I just read Tad's Seventy Spires world idea, and it reminded me of an idea I'd had for a D&D campaign, ages ago. All things considered, it might actually work better as a MultiVerser adventure.
I called it the Towers of Tal'Mineas.
Tal'Mineas began his life as simply Min, a lowly Imp, one of the lowest of the low on the least layers of the Nine Hells. In all the vast Multiverse, though, his lucky day was, well, one Hell of a lucky day.
No one is quite sure why or how, but he happened to be in the right place at the right time, when the Negative Energy Plane, the Abyss, and the Nine Hells all happened to cross in a planar sort of way. Most creatures would hardly notice this, but Min was a servant of Orcus, and had rather a lot of Negative Energy in him to begin with. So when the three Planes crossed, he noticed. He saw the convergence.
And he dove in. Call it impulse, or suicidal tendency, but he did. And he was rewarded for it. All that energy flowing into him energized him. Invigorated him. He wanted more, and he got it. All he could ever need. It turned him from lowly old Min, to Tal'Mineas (as, in my world, Devil names get longer and slightly more complex the higher one's rank - the prefix 'Tal' indicates a Lord of the Pit, and both names capitalized indicates one of the Lords of the Nine Hells). But as quickly as it came, he felt his nigh-godlike power slipping away.
So he did something about it.
Enter our adventurers. A few days ago, this weird black rock popped up out of the ground. Nobody thought much of it at the time. It looked like a volcanic rock, and maybe it had come from somewhere, but there are no volcanos anywhere near here, so nobody worried. Until the grass started dying. And then the sheep. And then Old Farmer Gildenstern. Yeah, people noticed when the old man died.
Basically, the Towers are like nails Tal'Mineas is using to hold the planes in place, so his power won't drain away when the Convergence ends. The problem is that the Towers you see aren't the real Towers, and they aren't really there. Walking right into one puts you on the other side of it, because the Towers aren't really Towers, they're more like one singular Tower that exists in many places at once. You can't destroy that Tower by attempting to destroy the many Towers, though it is possible - though difficult - to push a Tower back out.
You have to find the actual, original location of the Tower (on the site of the Convergence on the first of the nine hells) and destroy it in order to stop the chaos they're wreaking everywhere else. Basically they radiate one of the energies of the three planes Tal'Mineas draws power from.

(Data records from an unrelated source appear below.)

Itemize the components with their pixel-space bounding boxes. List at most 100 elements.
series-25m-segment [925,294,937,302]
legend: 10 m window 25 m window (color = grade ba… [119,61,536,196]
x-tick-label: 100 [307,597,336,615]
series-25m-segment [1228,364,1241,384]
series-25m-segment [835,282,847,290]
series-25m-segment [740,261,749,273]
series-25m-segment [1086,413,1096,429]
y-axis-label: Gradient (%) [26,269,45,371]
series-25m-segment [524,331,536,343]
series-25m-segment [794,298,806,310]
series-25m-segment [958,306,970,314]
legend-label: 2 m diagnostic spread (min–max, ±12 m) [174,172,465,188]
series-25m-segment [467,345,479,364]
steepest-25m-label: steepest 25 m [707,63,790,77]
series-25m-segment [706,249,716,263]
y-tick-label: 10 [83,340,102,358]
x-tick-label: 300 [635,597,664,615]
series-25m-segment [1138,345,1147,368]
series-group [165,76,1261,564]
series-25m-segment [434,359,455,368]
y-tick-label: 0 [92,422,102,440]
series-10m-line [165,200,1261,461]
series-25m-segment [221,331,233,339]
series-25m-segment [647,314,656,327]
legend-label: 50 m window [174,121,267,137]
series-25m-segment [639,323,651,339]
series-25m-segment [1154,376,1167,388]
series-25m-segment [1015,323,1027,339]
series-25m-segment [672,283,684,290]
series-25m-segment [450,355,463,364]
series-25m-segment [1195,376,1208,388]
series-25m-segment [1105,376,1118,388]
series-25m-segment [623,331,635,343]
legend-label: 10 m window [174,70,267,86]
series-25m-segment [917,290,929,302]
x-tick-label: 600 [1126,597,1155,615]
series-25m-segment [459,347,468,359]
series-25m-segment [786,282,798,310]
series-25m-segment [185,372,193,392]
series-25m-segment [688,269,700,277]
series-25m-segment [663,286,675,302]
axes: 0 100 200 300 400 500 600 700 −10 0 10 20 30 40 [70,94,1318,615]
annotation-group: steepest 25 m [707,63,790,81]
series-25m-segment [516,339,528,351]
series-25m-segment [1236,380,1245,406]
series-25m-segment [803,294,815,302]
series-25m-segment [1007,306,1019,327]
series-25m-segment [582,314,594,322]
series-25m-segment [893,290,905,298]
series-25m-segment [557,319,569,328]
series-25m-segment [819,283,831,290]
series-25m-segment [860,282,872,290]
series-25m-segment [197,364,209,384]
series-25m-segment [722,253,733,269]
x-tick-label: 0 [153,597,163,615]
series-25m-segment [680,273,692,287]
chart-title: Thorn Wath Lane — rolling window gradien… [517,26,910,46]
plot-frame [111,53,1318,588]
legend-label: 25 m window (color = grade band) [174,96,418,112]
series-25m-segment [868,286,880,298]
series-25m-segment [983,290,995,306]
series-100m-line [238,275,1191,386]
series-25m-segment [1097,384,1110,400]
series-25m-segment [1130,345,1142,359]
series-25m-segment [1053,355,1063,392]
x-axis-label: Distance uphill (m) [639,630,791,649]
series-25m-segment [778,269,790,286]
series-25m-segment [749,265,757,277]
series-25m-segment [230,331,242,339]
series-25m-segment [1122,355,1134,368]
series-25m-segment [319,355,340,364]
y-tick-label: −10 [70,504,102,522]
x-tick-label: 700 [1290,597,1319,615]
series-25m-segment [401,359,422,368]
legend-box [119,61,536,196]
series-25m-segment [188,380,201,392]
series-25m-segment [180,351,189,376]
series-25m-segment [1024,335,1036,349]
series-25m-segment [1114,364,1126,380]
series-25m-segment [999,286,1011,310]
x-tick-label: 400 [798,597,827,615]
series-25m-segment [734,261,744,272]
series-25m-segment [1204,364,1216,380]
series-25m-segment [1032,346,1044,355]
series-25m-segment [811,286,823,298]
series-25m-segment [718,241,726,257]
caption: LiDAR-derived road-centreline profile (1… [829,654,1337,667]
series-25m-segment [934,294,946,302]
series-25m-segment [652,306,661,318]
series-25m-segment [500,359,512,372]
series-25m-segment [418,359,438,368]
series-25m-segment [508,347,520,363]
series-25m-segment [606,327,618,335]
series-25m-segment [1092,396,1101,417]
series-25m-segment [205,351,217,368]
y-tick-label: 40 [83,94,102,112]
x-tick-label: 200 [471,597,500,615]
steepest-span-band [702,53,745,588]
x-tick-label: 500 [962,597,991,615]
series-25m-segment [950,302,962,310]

A Negative Plane tower kills everything around it in an ever-increasing radius, and raises the creatures it kills as undead.
An Abyssal tower radiates chaos - things randomly turn to gold, or water, or butterflies appear from nowhere, or Genghis Khan arrives and declares victory. Things aren't necessarily bad near an Abyssal tower, just weird.
A Hellish tower radiates evil and aggression. People in the vicinity of one will become increasingly short-tempered and violent, to the point of being almost randomly homicidal. (The influence of the Abyss on Tal'Mineas himself adds Chaos to what would be a Lawful Evil - and thus colder, less murderous - effect.)
These effects start small and get progressively worse as the towers get higher (Tal'Mineas driving the nails ever deeper).